Mais quand les Bourbons sont revenus, le bonhomme a gêné monsieur de Restaud, et plus encore le
30 banquier. Les filles, qui aimaient peut-être toujours leur père, ont voulu ménager la chèvre et le chou,
le père et le mari ; elles ont reçu le Goriot quand elles n'avaient personne ; elles ont imaginé des
prétextes de tendresse. " Papa, venez, nous serons mieux, parce que nous serons seuls ! " etc. Moi, ma
chère, je crois que les sentiments vrais ont des yeux et une intelligence : le coeur de ce pauvre
Quatre-vingt-treize a donc saigné. Il a vu que ses filles avaient honte de lui ; que, si elles aimaient
35 leurs maris, il nuisait à ses gendres. Il fallait donc se sacrifier. Il s'est sacrifié, parce qu'il était père : il
s'est banni de lui-même. En voyant ses filles contentes, il comprit qu'il avait bien fait. Le père et les
enfants ont été complices de ce petit crime. Nous voyons cela partout. Ce père Doriot n'aurait-il pas
été une tache de cambouis dans le salon de ses filles ? il y aurait été gêné, il se serait ennuyé. Ce qui
arrive à ce père peut arriver à la plus jolie femme avec l'homme qu'elle aimera le mieux : si elle
40 l'ennuie de son amour, il s'en va, il fait des lâchetés pour la fuir. Tous les sentiments en sont là. Notre
coeur est un trésor, videz-le d'un coup, vous êtes ruinés. Nous ne pardonnons pas plus à un sentiment
de s'être montré tout entier qu'à un homme de ne pas avoir un sou à lui. Ce père avait tout donné. Il
avait donné, pendant vingt ans, ses entrailles, son amour ; il avait donné sa fortune en un jour. Le
citron bien pressé, ses filles ont laissé le zeste au coin des rues.

Sagot :

-L'auteur adopte un point de vue focal omniscient : il partage avec le lecteur la partie de l'histoire qu'il veut bien restituer(=choix) et décrit les sentiments des protagonistes. En l'occurrence, il décrit l'ascension puis la descente sociale du père Goriot, ses sentiments " il s'est sacrifié", "il s'est dit qu'il avait bien fait" , " son cœur avait donc saigné". Les sentiments des filles: " les filles, qui aimaient peut-être encore leur père, ont voulu ménager la chèvre et le chou", "elles ont imaginé des prétextes de tendresse".

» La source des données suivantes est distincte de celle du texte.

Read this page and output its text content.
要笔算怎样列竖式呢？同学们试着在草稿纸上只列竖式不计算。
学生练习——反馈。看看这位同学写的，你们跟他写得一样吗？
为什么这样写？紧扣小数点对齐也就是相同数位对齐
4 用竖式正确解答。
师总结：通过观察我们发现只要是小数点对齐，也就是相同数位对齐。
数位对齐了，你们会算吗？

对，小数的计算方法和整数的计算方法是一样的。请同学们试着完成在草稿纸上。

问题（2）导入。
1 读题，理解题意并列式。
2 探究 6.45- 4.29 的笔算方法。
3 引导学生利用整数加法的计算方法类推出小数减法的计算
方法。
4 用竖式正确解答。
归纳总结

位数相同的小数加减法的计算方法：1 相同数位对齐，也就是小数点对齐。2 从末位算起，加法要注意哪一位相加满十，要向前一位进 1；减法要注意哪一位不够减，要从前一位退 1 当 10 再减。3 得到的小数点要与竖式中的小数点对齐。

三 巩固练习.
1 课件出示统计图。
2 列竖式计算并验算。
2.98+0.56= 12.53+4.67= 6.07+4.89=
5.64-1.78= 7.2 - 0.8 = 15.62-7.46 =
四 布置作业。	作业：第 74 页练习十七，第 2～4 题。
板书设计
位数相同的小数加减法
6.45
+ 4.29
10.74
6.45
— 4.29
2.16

L'auteur prête sa voix au narrateur de l'histoire.
-Les temps utilisé sont principalement des temps du passé : imparfait et passé composé indiquent des actions révolues dans le passé; le passé simple indique une action ponctuelle dans le passé.
Le présent est utilisé rarement et lorsqu'il l'est, il a une valeur déclarative.
- Le champs lexical utilisé est celui de la souffrance, de la culpabilité : "saigné", "honte" , "crime", "s'est sacrifié", "tache de cambouis" , "gêné", "lâchetés", "ruiné" etc
- les figures de style principales sont la comparaison et la métaphore:
"Notre coeur est un trésor, videz-le d'un coup, vous êtes ruinés"; "peut arriver à la plus jolie femme avec l'homme qu'elle aimera le mieux : si elle  l'ennuie de son amour, il s'en va, il fait des lâchetés pour la fuir"; "Il avait donné, pendant vingt ans, ses entrailles, son amour ; il avait donné sa fortune en un jour. Le citron bien pressé, ses filles ont laissé le zeste au coin des rues."
-Enfin, le contenu du texte dévoile une critique à peine déguisée de l'attitude des bourgeois : l'argent n'a pas d'odeur tant que son origine n'est pas dérangeante; une fois qu'elle l'est, on n'y renonce pas mais on est prêt à toutes les compromissions. Le père Goriot, tout collaborateur qu'il fût "avec les coupeurs de têtes" , ressort de cette description grandi tant il accepte son propre sacrifice pour le bonheur de ses filles. C'est finalement celui qui exprime ses sentiments de manière authentique, alors que ses filles et ses gendres vivent dans l'apparence et sont prêts à renier les valeurs familiales.